Elisa: Thanks, Mark, for doing that. We have a few minutes left. We have, I think, time for one more question for Neena. Are there are any risks of making an offer of employment and then rescinding the offer of employment so long as you do it before the person actually starts working?
Neena: Yes. Absolutely. So there are cases where that's happened. It's what's called an anticipatory breach of contract and absolutely the employer can be held liable. There is actually some doubt in the case law as to whether or not the employer's liability is constrained by a termination clause or not. It depends on how well it's drafted. What I've noticed in COVID-19 is that there were literally hundreds of offers that were rescinded and to date, to date knock on wood, I have not actually received a single claim based on it. I think that these are entry level people who realized it's COVID-19, what do you expect? I'm not going to jeopardize my career and reputation by starting off with law suit. But, yes, there is definitely risk and may be what you need to do but it's not a risk free option.

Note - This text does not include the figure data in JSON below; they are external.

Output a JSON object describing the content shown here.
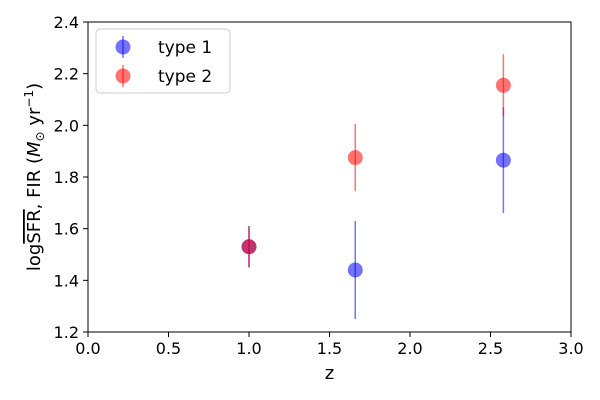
{
  "chart_data": {
    "type": "scatter",
    "title": "",
    "xlabel": "z",
    "ylabel": "logSFR, FIR (M⊙ yr−1)",
    "ylabel_parts": {
      "log": "log",
      "sfr": "SFR",
      "fir": ", FIR (",
      "m": "M",
      "sun": "⊙",
      "yr": " yr",
      "exp": "−1",
      "close": ")"
    },
    "xlim": [
      0.0,
      3.0
    ],
    "ylim": [
      1.2,
      2.4
    ],
    "xticks": [
      0.0,
      0.5,
      1.0,
      1.5,
      2.0,
      2.5,
      3.0
    ],
    "yticks": [
      1.2,
      1.4,
      1.6,
      1.8,
      2.0,
      2.2,
      2.4
    ],
    "xtick_labels": [
      "0.0",
      "0.5",
      "1.0",
      "1.5",
      "2.0",
      "2.5",
      "3.0"
    ],
    "ytick_labels": [
      "1.2",
      "1.4",
      "1.6",
      "1.8",
      "2.0",
      "2.2",
      "2.4"
    ],
    "grid": false,
    "legend_position": "top-left",
    "series": [
      {
        "name": "type 1",
        "color": "#0000ff",
        "points": [
          {
            "x": 1.0,
            "y": 1.53,
            "err": 0.08
          },
          {
            "x": 1.66,
            "y": 1.44,
            "err": 0.19
          },
          {
            "x": 2.58,
            "y": 1.865,
            "err": 0.205
          }
        ]
      },
      {
        "name": "type 2",
        "color": "#ff0000",
        "points": [
          {
            "x": 1.0,
            "y": 1.53,
            "err": 0.08
          },
          {
            "x": 1.66,
            "y": 1.875,
            "err": 0.13
          },
          {
            "x": 2.58,
            "y": 2.155,
            "err": 0.12
          }
        ]
      }
    ]
  }
}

Elisa: Thank you, Neena. So I think we're right on time. That concludes our seminar for today. We hope that you found it helpful and informative. I thank our panel for their wisdom in answering those questions. Obviously if you have any other questions all of our ELE team is here to help you with those questions. Before you leave, as promised, for those of you who are members of the HRPA this session does qualify for HRPA credits. The code is on your screen, 207906. For the lawyers in attendance the session does qualify for substantive credits of 2.5 hours. This session has been recorded and will be posted on our website after today and a number of people have also asked if the presentation slides will be made available and they will be distributed following this session. Our goal with these sessions is always to be helpful and informative so your feedback is very important to us. We will be distributing a link to a survey which should only take you a few minutes to complete and we do ask that you complete it and let us know how we did today. We thank you for taking the time to be with us today. We hope that next year we have the opportunity to see you in person at our seminar. Be safe and have a wonderful day.